A spokesperson for Duncan Smith refused to comment at the time, but his remark was quickly criticised as "shocking" and "shameful".
The issue was raised at Prime Ministers Questions by Labour MP Debbie Abrahams.
She called for an investigation into whether the work and pensions secretary had broken the ministerial code.
Her intervention was swiftly followed up by a point of order from colleague Andy McDonald, who blasted Duncan Smith's language as “offensive and discriminatory”.
Bercow, mediating proceeding as House of Commons Speaker, responded by imploring all MPs to consider the impact of their words.

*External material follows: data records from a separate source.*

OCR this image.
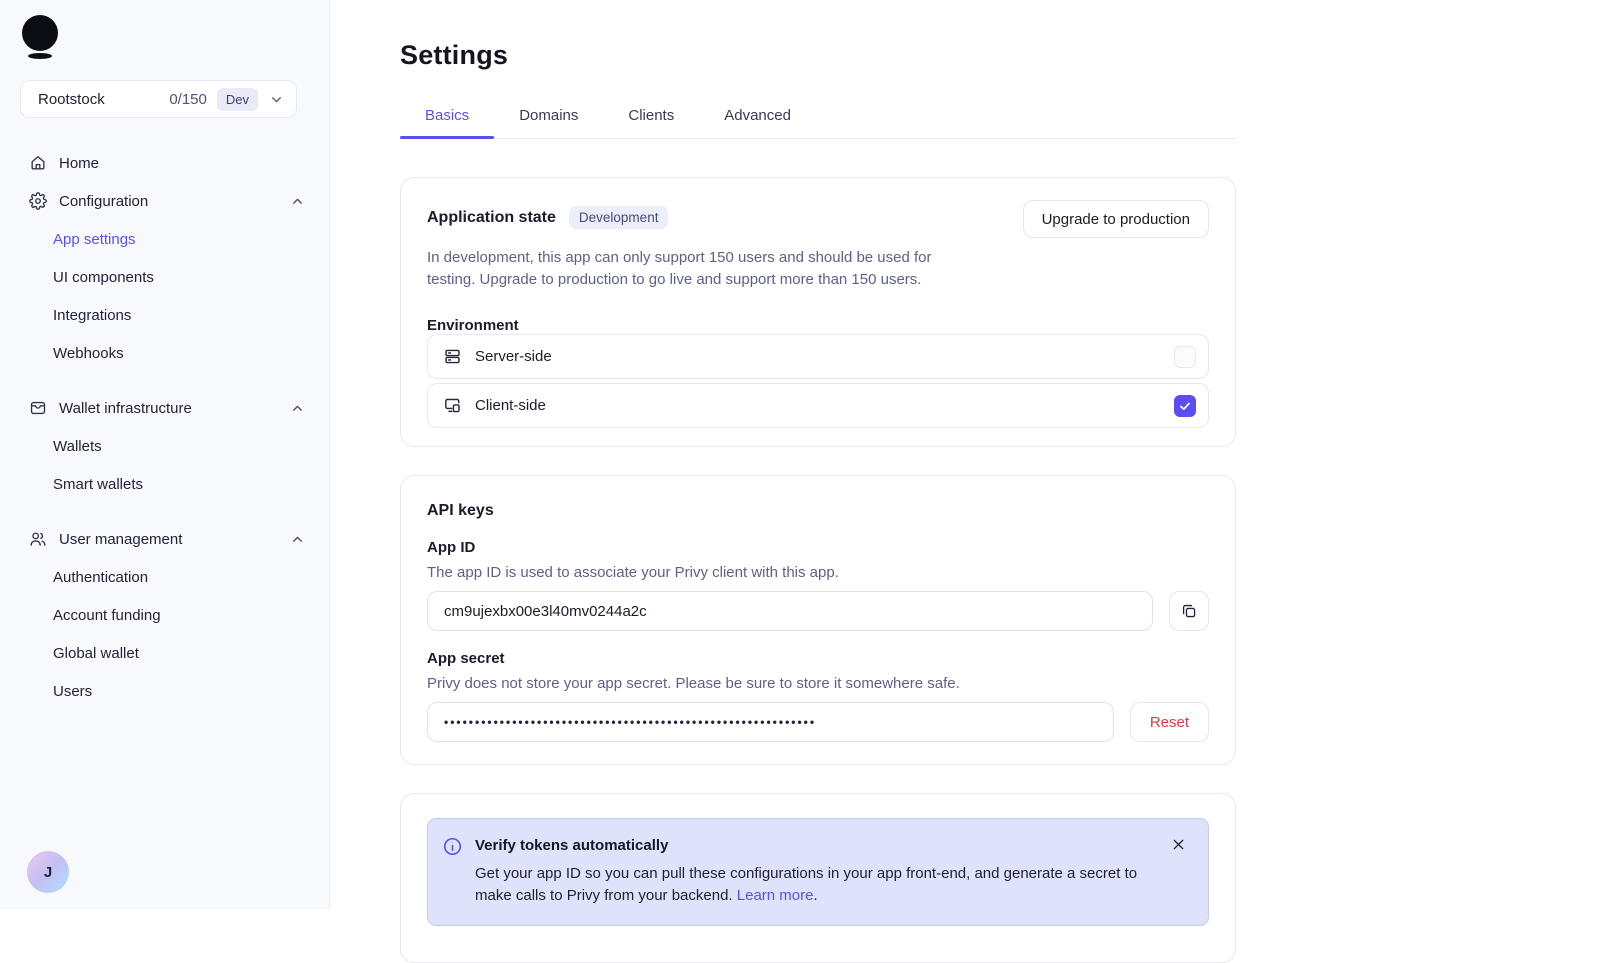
Rootstock	0/150	Dev
Home
Configuration
App settings
UI components
Integrations
Webhooks
Wallet infrastructure
Wallets
Smart wallets
User management
Authentication
Account funding
Global wallet
Users
J
Settings
Basics	Domains	Clients	Advanced
Application state	Development	Upgrade to production

In development, this app can only support 150 users and should be used for testing. Upgrade to production to go live and support more than 150 users.

Environment
Server-side
Client-side
API keys
App ID
The app ID is used to associate your Privy client with this app.
cm9ujexbx00e3l40mv0244a2c
App secret
Privy does not store your app secret. Please be sure to store it somewhere safe.
••••••••••••••••••••••••••••••••••••••••••••••••••••••••••••
Reset
Verify tokens automatically
Get your app ID so you can pull these configurations in your app front-end, and generate a secret to make calls to Privy from your backend. Learn more.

“The language used was not disorderly, there was nothing out of order about it and therefore it didn’t necessitate any intervention from the chair. Everybody who speaks in this place must take responsibility for what he or she says," he told parliamentarians.
But, he added, “It is extremely important that we express ourselves with sensitivity and in a way which will be viewed as such, not just within the House but beyond it.
"I don’t think that I can go beyond that today. I recognise the upset that the honourable gentleman feels and, perhaps, that other feels.
“I don’t think that I can say more than what I’ve just said, but I am sure that what he has said and what I’ve said in response will be noted in the appropriate quarters and I hope it won’t be necessary to return to this theme.”
Wednesday's intervention came after SNP MP Dr Eilidh Whiteford told The Huffington Post UK that Duncan Smith's comment was just the latest case in a long line of attempts to vilify those with serious health afflictions.
"I thought it was quite a revealing use of language," she said.
"Given what we know about the very high proportion of those who work with disabilities, to say they're abnormal is not right; it creates a 'them and us' kind of attitude.
"I was quite taken aback," Dr Whiteford added. "I thought the discourse was more evolved than that.
"This government has spent the last five years vilifying disabled people as work-shy, despite the fact some of them have very serious health problems."